The man of the hour: Herrera has a special knack when dealing with official occasions and the various rituals afforded an artist of his stature. He knows how to never underplay the dignity of a ceremonial moment. He can come across as refreshingly relaxed and informal, but there’s a certain gravitas and authority there, too, a reflection of his ability to get along with the establishment but also give it a bit of a hard time. On this evening at the university’s Concert Hall, he’s dressed in a casual bone-colored sports jacket, bright plaid shirt and a cheerful white hat.
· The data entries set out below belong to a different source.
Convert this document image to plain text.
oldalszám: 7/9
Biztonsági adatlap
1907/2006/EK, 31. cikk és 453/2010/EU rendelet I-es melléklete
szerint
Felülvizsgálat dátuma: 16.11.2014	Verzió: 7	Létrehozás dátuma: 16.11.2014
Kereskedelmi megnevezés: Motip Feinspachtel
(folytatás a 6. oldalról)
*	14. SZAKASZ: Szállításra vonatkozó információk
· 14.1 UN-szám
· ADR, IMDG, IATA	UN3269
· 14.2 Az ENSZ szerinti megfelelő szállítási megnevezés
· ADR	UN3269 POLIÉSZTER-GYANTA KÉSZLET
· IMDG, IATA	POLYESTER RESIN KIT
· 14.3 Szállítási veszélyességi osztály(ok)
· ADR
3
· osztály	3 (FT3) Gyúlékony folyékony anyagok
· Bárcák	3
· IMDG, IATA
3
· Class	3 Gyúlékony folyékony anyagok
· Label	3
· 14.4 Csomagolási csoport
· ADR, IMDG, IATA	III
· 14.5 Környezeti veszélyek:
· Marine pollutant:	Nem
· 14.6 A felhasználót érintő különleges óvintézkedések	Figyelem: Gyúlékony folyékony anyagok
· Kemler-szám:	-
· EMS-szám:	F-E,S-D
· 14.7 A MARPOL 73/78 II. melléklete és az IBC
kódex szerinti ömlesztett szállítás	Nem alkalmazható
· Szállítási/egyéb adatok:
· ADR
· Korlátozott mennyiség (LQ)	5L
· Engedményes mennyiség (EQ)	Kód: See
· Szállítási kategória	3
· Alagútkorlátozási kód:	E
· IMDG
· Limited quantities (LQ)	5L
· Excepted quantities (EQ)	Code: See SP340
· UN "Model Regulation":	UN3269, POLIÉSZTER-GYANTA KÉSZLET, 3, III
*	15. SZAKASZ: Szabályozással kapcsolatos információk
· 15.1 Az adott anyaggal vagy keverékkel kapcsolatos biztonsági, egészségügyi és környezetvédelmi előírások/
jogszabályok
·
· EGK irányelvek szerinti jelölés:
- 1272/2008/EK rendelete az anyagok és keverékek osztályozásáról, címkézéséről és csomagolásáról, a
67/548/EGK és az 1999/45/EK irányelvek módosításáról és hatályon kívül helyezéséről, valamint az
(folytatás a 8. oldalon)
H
The format: Most poets treat a reading as something to do in a single voice. Herrera wanted a choir. Benjamin Boone and Kenneth Froelich, both Fresno State music composition professors, teamed up with the poet, setting the words to music. Then the university’s Chamber Singers, under the direction of Cari Earnhart, brought the resulting songs to life at the Washington, D.C., concert. “This is a dream that I had as a child,” Herrera tells the audience before the Fresno event begins. “It’s about standing up, facing the people, giving a voice to the people.”
The aw-shucks childhood memory: One of the program’s songs, “Mrs. Lelya Sampson Said,” is dedicated to an elementary school teacher of Herrera’s. The child of migrant farmworkers, Herrera spoke little English during his first years in school, and he became very hesitant to say anything in class. One day Mrs. Sampson called him up to the front of the room, he tells the audience, and told him to sing a song. Any song. “I picked ‘Three Blind Mice,’ “ he says.
The tribute: Boone wrote three songs on the program to Herrera’s poetry, but one used the words of Mia Barraza Martinez, a Fresno State graduate student who was killed in an accident last year. Herrera wanted to make her spirit part of his closing concert. The resulting “Ms. United States,” which includes lines about a feisty Martinez parading down Blackstone Avenue proclaiming “I am Fresnito,” is a catchy and compelling, upbeat number that is given a heartfelt rendition by the Chamber Singers.
The most touching moment: After the 2015 massacre in Charleston, S.C., Herrera wrote the poignant “Poem by Poem” in memory of the nine people who were killed. “It’s an offering,” he tells the audience before the song. “You can send a poem out, and it will comfort someone.” The poem’s last lines, “Nine drops honor them, wash them, stop them / Oh, stop them from falling,” seem to hang in the air at the end, a wrenching conclusion.
The big finish: In “The Road,” with music written by Froelich, Herrera pauses for an extended spoken interlude, slowly building in intensity until the “poet of the people” is unveiled in full form. “I am the molcajete,” he exclaims — isn’t that Spanish/Nahuatl word for a mortar and pestle just delicious to say? — and it’s as if we’re in a word kitchen with Herrera, as he chops and stirs and mixes together his own inspired take on life. As he recites the last line of the section, “Give me a word for love,” he waves his hands in front of him, like a priest or a shaman providing his blessing. And I do feel blessed: for the cathartic moment, for the beautiful singing, and, more than anything, for what Herrera has brought to his community and country.